Le « contrôle continu » est lui-même composé par les notes figurant sur les bulletins scolaires pour une part de 10 % de la note totale. Le reste devait prendre la forme d'épreuves communes de contrôle continu (E3C) portant sur les disciplines étudiées par l'élève pour 30 %.
En 2022, les modalités du baccalauréat évolueront de nouveau, du fait de la suppression des épreuves communes.
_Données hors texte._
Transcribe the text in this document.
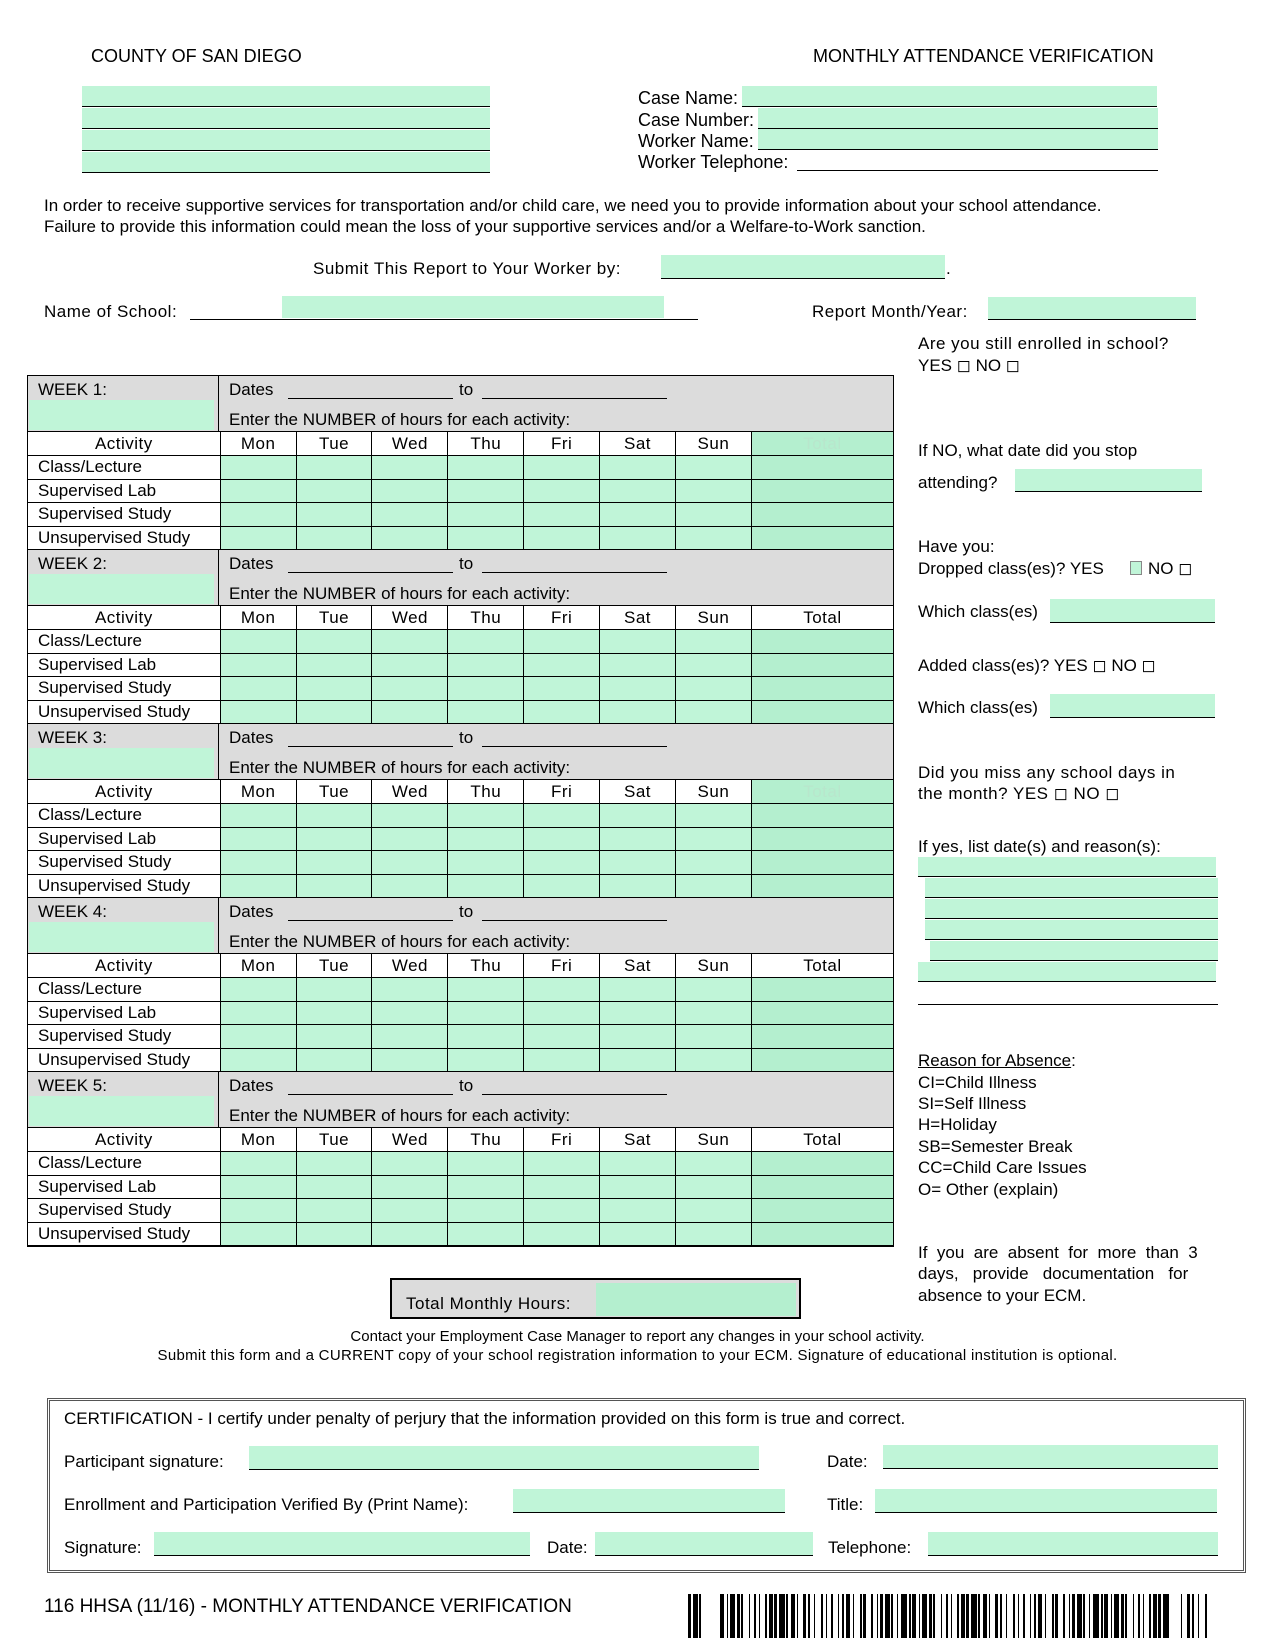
COUNTY OF SAN DIEGO	MONTHLY ATTENDANCE VERIFICATION
Case Name:
Case Number:
Worker Name:
Worker Telephone:
In order to receive supportive services for transportation and/or child care, we need you to provide information about your school attendance.
Failure to provide this information could mean the loss of your supportive services and/or a Welfare-to-Work sanction.
Submit This Report to Your Worker by:	.
Name of School:	Report Month/Year:
WEEK 1:	Dates	to
Enter the NUMBER of hours for each activity:
Activity	Mon	Tue	Wed	Thu	Fri	Sat	Sun	Total
Class/Lecture								
Supervised Lab								
Supervised Study								
Unsupervised Study								
WEEK 2:	Dates	to
Enter the NUMBER of hours for each activity:
Activity	Mon	Tue	Wed	Thu	Fri	Sat	Sun	Total
Class/Lecture								
Supervised Lab								
Supervised Study								
Unsupervised Study								
WEEK 3:	Dates	to
Enter the NUMBER of hours for each activity:
Activity	Mon	Tue	Wed	Thu	Fri	Sat	Sun	Total
Class/Lecture								
Supervised Lab								
Supervised Study								
Unsupervised Study								
WEEK 4:	Dates	to
Enter the NUMBER of hours for each activity:
Activity	Mon	Tue	Wed	Thu	Fri	Sat	Sun	Total
Class/Lecture								
Supervised Lab								
Supervised Study								
Unsupervised Study								
WEEK 5:	Dates	to
Enter the NUMBER of hours for each activity:
Activity	Mon	Tue	Wed	Thu	Fri	Sat	Sun	Total
Class/Lecture								
Supervised Lab								
Supervised Study								
Unsupervised Study								
Total Monthly Hours:
Are you still enrolled in school?
YES ◻ NO ◻
If NO, what date did you stop
attending?
Have you:
Dropped class(es)? YES	NO ◻
Which class(es)
Added class(es)? YES ◻ NO ◻
Which class(es)
Did you miss any school days in
the month? YES ◻ NO ◻
If yes, list date(s) and reason(s):
Reason for Absence:
CI=Child Illness
SI=Self Illness
H=Holiday
SB=Semester Break
CC=Child Care Issues
O= Other (explain)
If  you  are  absent  for  more  than  3
days,   provide   documentation   for
absence to your ECM.
Contact your Employment Case Manager to report any changes in your school activity.
Submit this form and a CURRENT copy of your school registration information to your ECM. Signature of educational institution is optional.
CERTIFICATION - I certify under penalty of perjury that the information provided on this form is true and correct.
Participant signature:	Date:
Enrollment and Participation Verified By (Print Name):	Title:
Signature:	Date:	Telephone:
116 HHSA (11/16) - MONTHLY ATTENDANCE VERIFICATION
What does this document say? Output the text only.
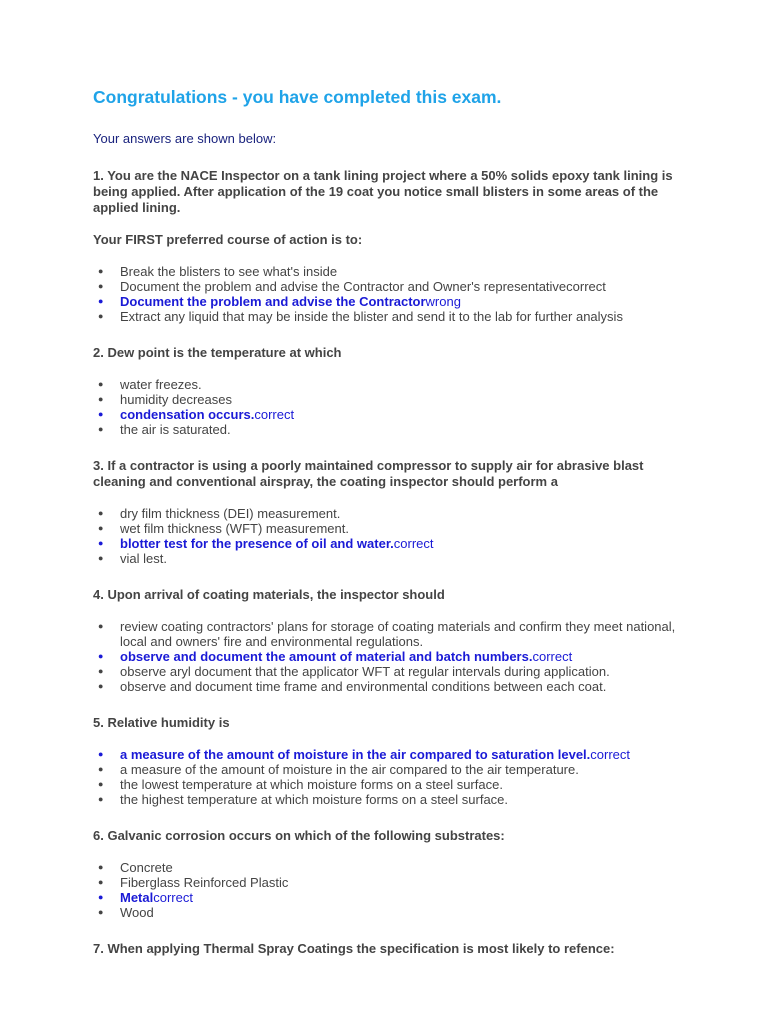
Congratulations - you have completed this exam.

Your answers are shown below:

1. You are the NACE Inspector on a tank lining project where a 50% solids epoxy tank lining is being applied. After application of the 19 coat you notice small blisters in some areas of the applied lining.

Your FIRST preferred course of action is to:

● Break the blisters to see what's inside
● Document the problem and advise the Contractor and Owner's representativecorrect
● Document the problem and advise the Contractorwrong
● Extract any liquid that may be inside the blister and send it to the lab for further analysis

2. Dew point is the temperature at which

● water freezes.
● humidity decreases
● condensation occurs.correct
● the air is saturated.

3. If a contractor is using a poorly maintained compressor to supply air for abrasive blast cleaning and conventional airspray, the coating inspector should perform a

● dry film thickness (DEI) measurement.
● wet film thickness (WFT) measurement.
● blotter test for the presence of oil and water.correct
● vial lest.

4. Upon arrival of coating materials, the inspector should

● review coating contractors' plans for storage of coating materials and confirm they meet national, local and owners' fire and environmental regulations.
● observe and document the amount of material and batch numbers.correct
● observe aryl document that the applicator WFT at regular intervals during application.
● observe and document time frame and environmental conditions between each coat.

5. Relative humidity is

● a measure of the amount of moisture in the air compared to saturation level.correct
● a measure of the amount of moisture in the air compared to the air temperature.
● the lowest temperature at which moisture forms on a steel surface.
● the highest temperature at which moisture forms on a steel surface.

6. Galvanic corrosion occurs on which of the following substrates:

● Concrete
● Fiberglass Reinforced Plastic
● Metalcorrect
● Wood

7. When applying Thermal Spray Coatings the specification is most likely to refence:
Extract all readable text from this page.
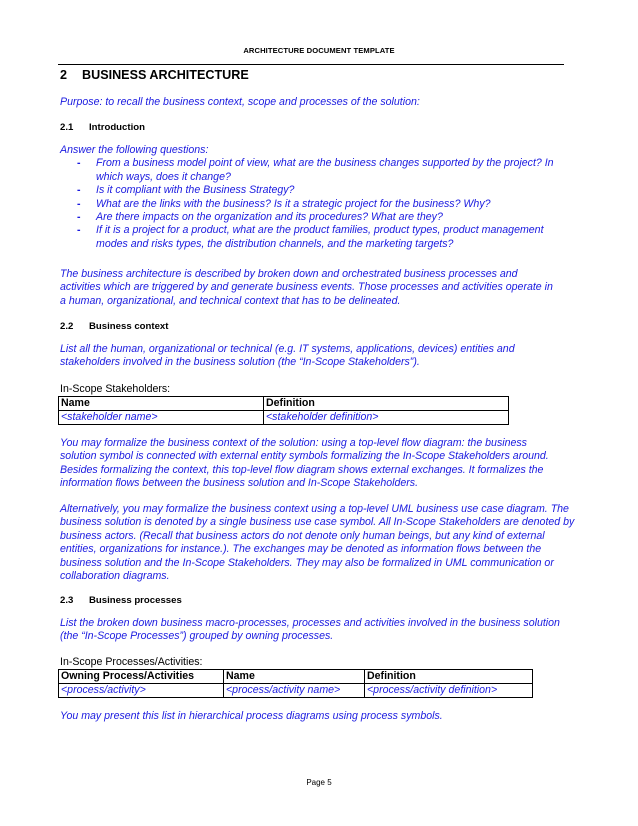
ARCHITECTURE DOCUMENT TEMPLATE
2 BUSINESS ARCHITECTURE
Purpose: to recall the business context, scope and processes of the solution:
2.1 Introduction
Answer the following questions:
- From a business model point of view, what are the business changes supported by the project? In which ways, does it change?
- Is it compliant with the Business Strategy?
- What are the links with the business? Is it a strategic project for the business? Why?
- Are there impacts on the organization and its procedures? What are they?
- If it is a project for a product, what are the product families, product types, product management modes and risks types, the distribution channels, and the marketing targets?
The business architecture is described by broken down and orchestrated business processes and activities which are triggered by and generate business events. Those processes and activities operate in a human, organizational, and technical context that has to be delineated.
2.2 Business context
List all the human, organizational or technical (e.g. IT systems, applications, devices) entities and stakeholders involved in the business solution (the “In-Scope Stakeholders”).
In-Scope Stakeholders:
Name	Definition
<stakeholder name>	<stakeholder definition>
You may formalize the business context of the solution: using a top-level flow diagram: the business solution symbol is connected with external entity symbols formalizing the In-Scope Stakeholders around. Besides formalizing the context, this top-level flow diagram shows external exchanges. It formalizes the information flows between the business solution and In-Scope Stakeholders.
Alternatively, you may formalize the business context using a top-level UML business use case diagram. The business solution is denoted by a single business use case symbol. All In-Scope Stakeholders are denoted by business actors. (Recall that business actors do not denote only human beings, but any kind of external entities, organizations for instance.). The exchanges may be denoted as information flows between the business solution and the In-Scope Stakeholders. They may also be formalized in UML communication or collaboration diagrams.
2.3 Business processes
List the broken down business macro-processes, processes and activities involved in the business solution (the “In-Scope Processes”) grouped by owning processes.
In-Scope Processes/Activities:
Owning Process/Activities	Name	Definition
<process/activity>	<process/activity name>	<process/activity definition>
You may present this list in hierarchical process diagrams using process symbols.
Page 5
Dès la session prochaine, les matières du tronc commun seront uniquement évaluées au contrôle continu, mis à part le français et la philosophie, pour 10 % des points.
Au-delà des épreuves, la réforme du lycée a également entraîné une nouvelle organisation des enseignements . Pour la voie générale, celle-ci passe par une spécialisation progressive entre la classe de première et de terminale au travers d'enseignements de spécialité, les séries (S-L-ES) étant supprimées.
Ainsi, les enseignements en classe de première et terminale sont constitués d'enseignements communs pour tous les élèves et d'enseignements de spécialité. Trois enseignements de spécialité sont suivis par les élèves en classe de première et deux en terminale, choisis parmi les trois précédents.
L'organisation en séries est en revanche maintenue pour la voie technologique , même si la structuration des enseignements est la même qu'en voie générale, soit des enseignements communs et des enseignements de spécialité.
Le rapporteur spécial ne peut que souligner que la réforme du lycée ne prend tout son sens qu'à condition de préserver, d'équilibrer et d'élargir l'offre de ces enseignements en les répartissant de manière équitable entre les territoires.
Force est de constater que ce n'est pas encore le cas à l'heure actuelle. La complexité de la combinaison des choix de spécialités , au-delà de son coût budgétaire, ne semble pas renforcer l'égalité des chances sur l'intégralité du territoire national. Les établissements sont pris entre deux injonctions contradictoires, celle de contribuer à la couverture des enseignements sur le territoire et celle de maîtrise des effectifs , qui impose de ne pas conserver d'option ouverte pour un trop faible nombre d'élèves.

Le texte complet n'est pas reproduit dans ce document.